Ces résultats sont similaires à ceux également rapportés par les médecins du Toronto University Health Network.

«Il s’agit vraiment de revenir à l’essentiel et d’appliquer ce que nous savions déjà. Et maintenant que nous avons une certaine expérience avec ces patients en particulier, nous sommes encore plus préparés à le faire », a déclaré le Dr Niall Ferguson, médecin aux soins intensifs au Toronto General Hospital.

«Il y avait beaucoup de battage médiatique et de reportages incroyables dans les médias grand public sur la façon dont ces patients devraient être traités de manière anecdotique dans la première vague. Nous reconnaissons que le COVID provoque en fait un syndrome appelé syndrome de détresse respiratoire aiguë qui se comporte, dans de nombreux cas, très similaire au type typique de syndrome de détresse respiratoire aiguë qui peut être causé par d’autres causes de pneumonie virale, de septicémie ou de choc. ».

Avec l’inquiétude d’une deuxième vague au milieu d’une nouvelle vague de cas, l’UHN voit à nouveau des cas de COVID-19 nécessitant des soins intensifs. Mais cette fois-ci, les médecins ont plus de pratique et de confiance pour s’occuper des patients les plus gravement malades.

« Dans l’USI, nous nous sentons plus à l’aise », a déclaré Ferguson, ajoutant que les USI sont devenues un point d’entrée pour développer et tester de nouvelles thérapies, ce qui a également contribué à accélérer le processus d’apprentissage.

«Je pense qu’il y a toujours un peu d’incertitude quand il s’agit d’une nouvelle maladie que personne n’a connue auparavant. Nous avons donc eu cette première vague à notre actif. « 

THÉRAPIES QUI AUGMENTENT LA SURVIE

Selon le Dr Marcelo Cypel, chirurgien thoracique à l’UHN, il existe une liste restreinte mais croissante de thérapies dont il a été démontré qu’elles augmentent le taux de survie des patients atteints de COVID-19. Ceux-ci comprennent: les stéroïdes, qui ont démontré une réduction de la mortalité de 20 pour cent; utilisation accrue d’anticoagulants, qui sont utilisés pour aider à prévenir les caillots mortels; différentes thérapies respiratoires qui aident les patients à maintenir un niveau d’oxygène plus optimal; et retarder ou empêcher l’utilisation du ventilateur, ce qui comporte en soi des risques plus importants.

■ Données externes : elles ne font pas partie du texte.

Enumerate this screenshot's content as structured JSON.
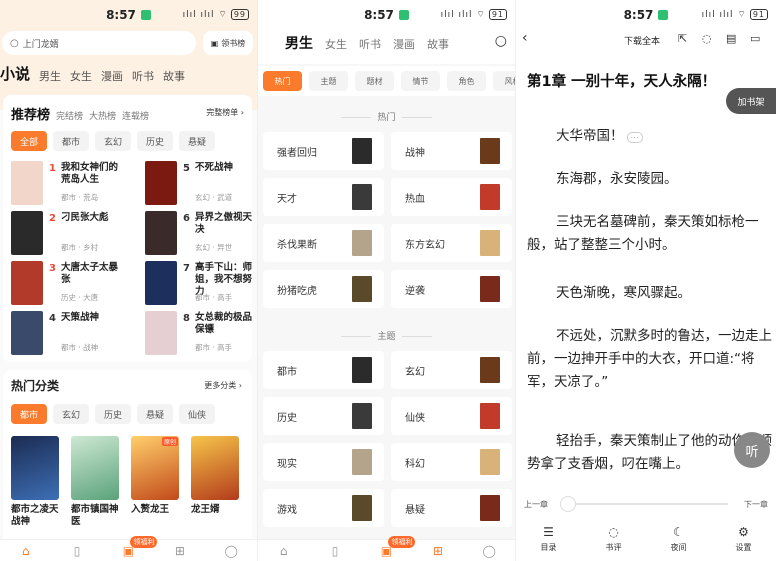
{
  "status": {
    "time": "8:57",
    "signal": "ılıl ılıl ⌔",
    "battery_left": "99",
    "battery_mid": "91",
    "battery_right": "91"
  },
  "panel1": {
    "search_placeholder": "上门龙婿",
    "shelf_button": "领书榜",
    "nav": [
      "小说",
      "男生",
      "女生",
      "漫画",
      "听书",
      "故事"
    ],
    "rank_header": {
      "title": "推荐榜",
      "tabs": [
        "完结榜",
        "大热榜",
        "连载榜"
      ],
      "full": "完整榜单 ›"
    },
    "rank_chips": [
      "全部",
      "都市",
      "玄幻",
      "历史",
      "悬疑"
    ],
    "ranks": [
      {
        "num": "1",
        "title": "我和女神们的荒岛人生",
        "sub": "都市 · 荒岛",
        "color": "#e94b3c"
      },
      {
        "num": "2",
        "title": "刁民张大彪",
        "sub": "都市 · 乡村",
        "color": "#e94b3c"
      },
      {
        "num": "3",
        "title": "大唐太子太暴张",
        "sub": "历史 · 大唐",
        "color": "#e94b3c"
      },
      {
        "num": "4",
        "title": "天策战神",
        "sub": "都市 · 战神",
        "color": "#333333"
      },
      {
        "num": "5",
        "title": "不死战神",
        "sub": "玄幻 · 武道",
        "color": "#333333"
      },
      {
        "num": "6",
        "title": "异界之傲视天决",
        "sub": "玄幻 · 异世",
        "color": "#333333"
      },
      {
        "num": "7",
        "title": "高手下山：师姐，我不想努力",
        "sub": "都市 · 高手",
        "color": "#333333"
      },
      {
        "num": "8",
        "title": "女总裁的极品保镖",
        "sub": "都市 · 高手",
        "color": "#333333"
      }
    ],
    "hot_header": {
      "title": "热门分类",
      "more": "更多分类 ›"
    },
    "hot_chips": [
      "都市",
      "玄幻",
      "历史",
      "悬疑",
      "仙侠"
    ],
    "books": [
      {
        "title": "都市之凌天战神",
        "badge": ""
      },
      {
        "title": "都市镇国神医",
        "badge": ""
      },
      {
        "title": "入赘龙王",
        "badge": "原创"
      },
      {
        "title": "龙王婿",
        "badge": ""
      }
    ],
    "tab_badge": "领福利"
  },
  "panel2": {
    "gender_tabs": [
      "男生",
      "女生",
      "听书",
      "漫画",
      "故事"
    ],
    "filter_chips": [
      "热门",
      "主题",
      "题材",
      "情节",
      "角色",
      "风格"
    ],
    "section1": "热门",
    "hot_genres": [
      "强者回归",
      "战神",
      "天才",
      "热血",
      "杀伐果断",
      "东方玄幻",
      "扮猪吃虎",
      "逆袭"
    ],
    "section2": "主题",
    "theme_genres": [
      "都市",
      "玄幻",
      "历史",
      "仙侠",
      "现实",
      "科幻",
      "游戏",
      "悬疑"
    ],
    "tab_badge": "领福利"
  },
  "panel3": {
    "download_all": "下载全本",
    "chapter_title": "第1章 一别十年，天人永隔！",
    "add_shelf": "加书架",
    "paragraphs": [
      "大华帝国！",
      "东海郡，永安陵园。",
      "三块无名墓碑前，秦天策如标枪一般，站了整整三个小时。",
      "天色渐晚，寒风骤起。",
      "不远处，沉默多时的鲁达，一边走上前，一边抻开手中的大衣，开口道:“将军，天凉了。”",
      "轻抬手，秦天策制止了他的动作，顺势拿了支香烟，叼在嘴上。"
    ],
    "listen": "听",
    "prev": "上一章",
    "next": "下一章",
    "tabs": [
      "目录",
      "书评",
      "夜间",
      "设置"
    ]
  }
}
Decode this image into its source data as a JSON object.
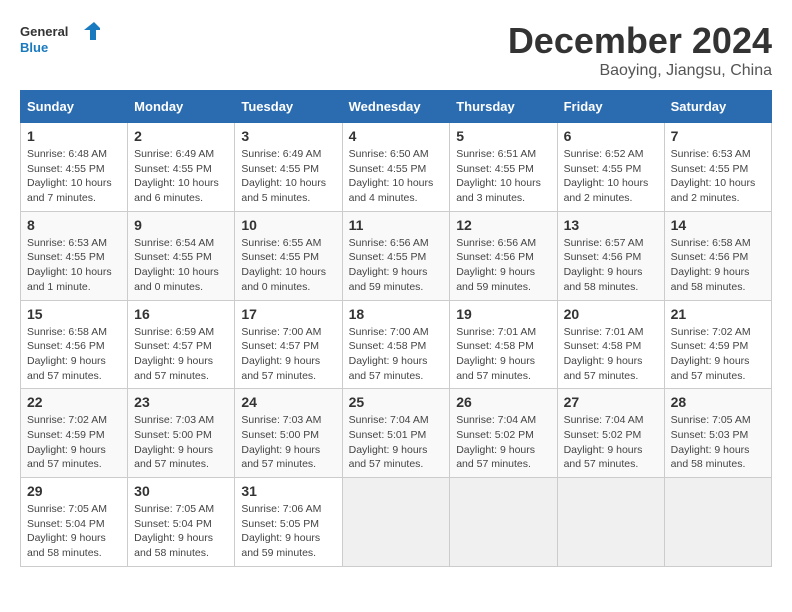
{
  "header": {
    "logo_general": "General",
    "logo_blue": "Blue",
    "title": "December 2024",
    "location": "Baoying, Jiangsu, China"
  },
  "days_of_week": [
    "Sunday",
    "Monday",
    "Tuesday",
    "Wednesday",
    "Thursday",
    "Friday",
    "Saturday"
  ],
  "weeks": [
    [
      {
        "day": "1",
        "info": "Sunrise: 6:48 AM\nSunset: 4:55 PM\nDaylight: 10 hours\nand 7 minutes."
      },
      {
        "day": "2",
        "info": "Sunrise: 6:49 AM\nSunset: 4:55 PM\nDaylight: 10 hours\nand 6 minutes."
      },
      {
        "day": "3",
        "info": "Sunrise: 6:49 AM\nSunset: 4:55 PM\nDaylight: 10 hours\nand 5 minutes."
      },
      {
        "day": "4",
        "info": "Sunrise: 6:50 AM\nSunset: 4:55 PM\nDaylight: 10 hours\nand 4 minutes."
      },
      {
        "day": "5",
        "info": "Sunrise: 6:51 AM\nSunset: 4:55 PM\nDaylight: 10 hours\nand 3 minutes."
      },
      {
        "day": "6",
        "info": "Sunrise: 6:52 AM\nSunset: 4:55 PM\nDaylight: 10 hours\nand 2 minutes."
      },
      {
        "day": "7",
        "info": "Sunrise: 6:53 AM\nSunset: 4:55 PM\nDaylight: 10 hours\nand 2 minutes."
      }
    ],
    [
      {
        "day": "8",
        "info": "Sunrise: 6:53 AM\nSunset: 4:55 PM\nDaylight: 10 hours\nand 1 minute."
      },
      {
        "day": "9",
        "info": "Sunrise: 6:54 AM\nSunset: 4:55 PM\nDaylight: 10 hours\nand 0 minutes."
      },
      {
        "day": "10",
        "info": "Sunrise: 6:55 AM\nSunset: 4:55 PM\nDaylight: 10 hours\nand 0 minutes."
      },
      {
        "day": "11",
        "info": "Sunrise: 6:56 AM\nSunset: 4:55 PM\nDaylight: 9 hours\nand 59 minutes."
      },
      {
        "day": "12",
        "info": "Sunrise: 6:56 AM\nSunset: 4:56 PM\nDaylight: 9 hours\nand 59 minutes."
      },
      {
        "day": "13",
        "info": "Sunrise: 6:57 AM\nSunset: 4:56 PM\nDaylight: 9 hours\nand 58 minutes."
      },
      {
        "day": "14",
        "info": "Sunrise: 6:58 AM\nSunset: 4:56 PM\nDaylight: 9 hours\nand 58 minutes."
      }
    ],
    [
      {
        "day": "15",
        "info": "Sunrise: 6:58 AM\nSunset: 4:56 PM\nDaylight: 9 hours\nand 57 minutes."
      },
      {
        "day": "16",
        "info": "Sunrise: 6:59 AM\nSunset: 4:57 PM\nDaylight: 9 hours\nand 57 minutes."
      },
      {
        "day": "17",
        "info": "Sunrise: 7:00 AM\nSunset: 4:57 PM\nDaylight: 9 hours\nand 57 minutes."
      },
      {
        "day": "18",
        "info": "Sunrise: 7:00 AM\nSunset: 4:58 PM\nDaylight: 9 hours\nand 57 minutes."
      },
      {
        "day": "19",
        "info": "Sunrise: 7:01 AM\nSunset: 4:58 PM\nDaylight: 9 hours\nand 57 minutes."
      },
      {
        "day": "20",
        "info": "Sunrise: 7:01 AM\nSunset: 4:58 PM\nDaylight: 9 hours\nand 57 minutes."
      },
      {
        "day": "21",
        "info": "Sunrise: 7:02 AM\nSunset: 4:59 PM\nDaylight: 9 hours\nand 57 minutes."
      }
    ],
    [
      {
        "day": "22",
        "info": "Sunrise: 7:02 AM\nSunset: 4:59 PM\nDaylight: 9 hours\nand 57 minutes."
      },
      {
        "day": "23",
        "info": "Sunrise: 7:03 AM\nSunset: 5:00 PM\nDaylight: 9 hours\nand 57 minutes."
      },
      {
        "day": "24",
        "info": "Sunrise: 7:03 AM\nSunset: 5:00 PM\nDaylight: 9 hours\nand 57 minutes."
      },
      {
        "day": "25",
        "info": "Sunrise: 7:04 AM\nSunset: 5:01 PM\nDaylight: 9 hours\nand 57 minutes."
      },
      {
        "day": "26",
        "info": "Sunrise: 7:04 AM\nSunset: 5:02 PM\nDaylight: 9 hours\nand 57 minutes."
      },
      {
        "day": "27",
        "info": "Sunrise: 7:04 AM\nSunset: 5:02 PM\nDaylight: 9 hours\nand 57 minutes."
      },
      {
        "day": "28",
        "info": "Sunrise: 7:05 AM\nSunset: 5:03 PM\nDaylight: 9 hours\nand 58 minutes."
      }
    ],
    [
      {
        "day": "29",
        "info": "Sunrise: 7:05 AM\nSunset: 5:04 PM\nDaylight: 9 hours\nand 58 minutes."
      },
      {
        "day": "30",
        "info": "Sunrise: 7:05 AM\nSunset: 5:04 PM\nDaylight: 9 hours\nand 58 minutes."
      },
      {
        "day": "31",
        "info": "Sunrise: 7:06 AM\nSunset: 5:05 PM\nDaylight: 9 hours\nand 59 minutes."
      },
      null,
      null,
      null,
      null
    ]
  ]
}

Même le positionnement des patients a été utile, de même que l’utilisation de l’oxygénation extracorporelle par membrane (ECMO) dans les cas les plus graves.

Ferguson a noté que le printemps dernier, les plus de 400 cas quotidiens signalés comprenaient de nombreuses hospitalisations. Cela n’a pas été le cas avec l’augmentation la plus récente des infections, bien que l’on craigne un délai entre les jeunes adultes en bonne santé qui tombent malades début septembre et la transmission du virus à des parents plus âgés qui pourraient tomber malades en quelques semaines. semaines.

«Nous reconnaissons tous que nous sommes peut-être au début d’une deuxième vague ici en Ontario. Et nous avons vu beaucoup de cas de COVID dans la communauté », a déclaré Ferguson, qui a remarqué une légère augmentation des admissions aux soins intensifs dans la région au cours des deux dernières semaines.

«Il est très important que tout le monde sache que même si les taux de mortalité globaux diminuent un peu, les gens sont toujours vraiment malades. Et les jeunes, par ailleurs en bonne santé, continuent de mourir de cette maladie. « 

Pour les médecins, le meilleur traitement reste la prévention.

« Lorsque vous arrivez à une unité de soins intensifs, vos chances de mourir … sont encore assez élevées », a déclaré Cypel. «Nous devons encore insister sur la prévention comme le principal problème ici. Distanciation sociale, utilisation de masques, lavage des mains, etc. ».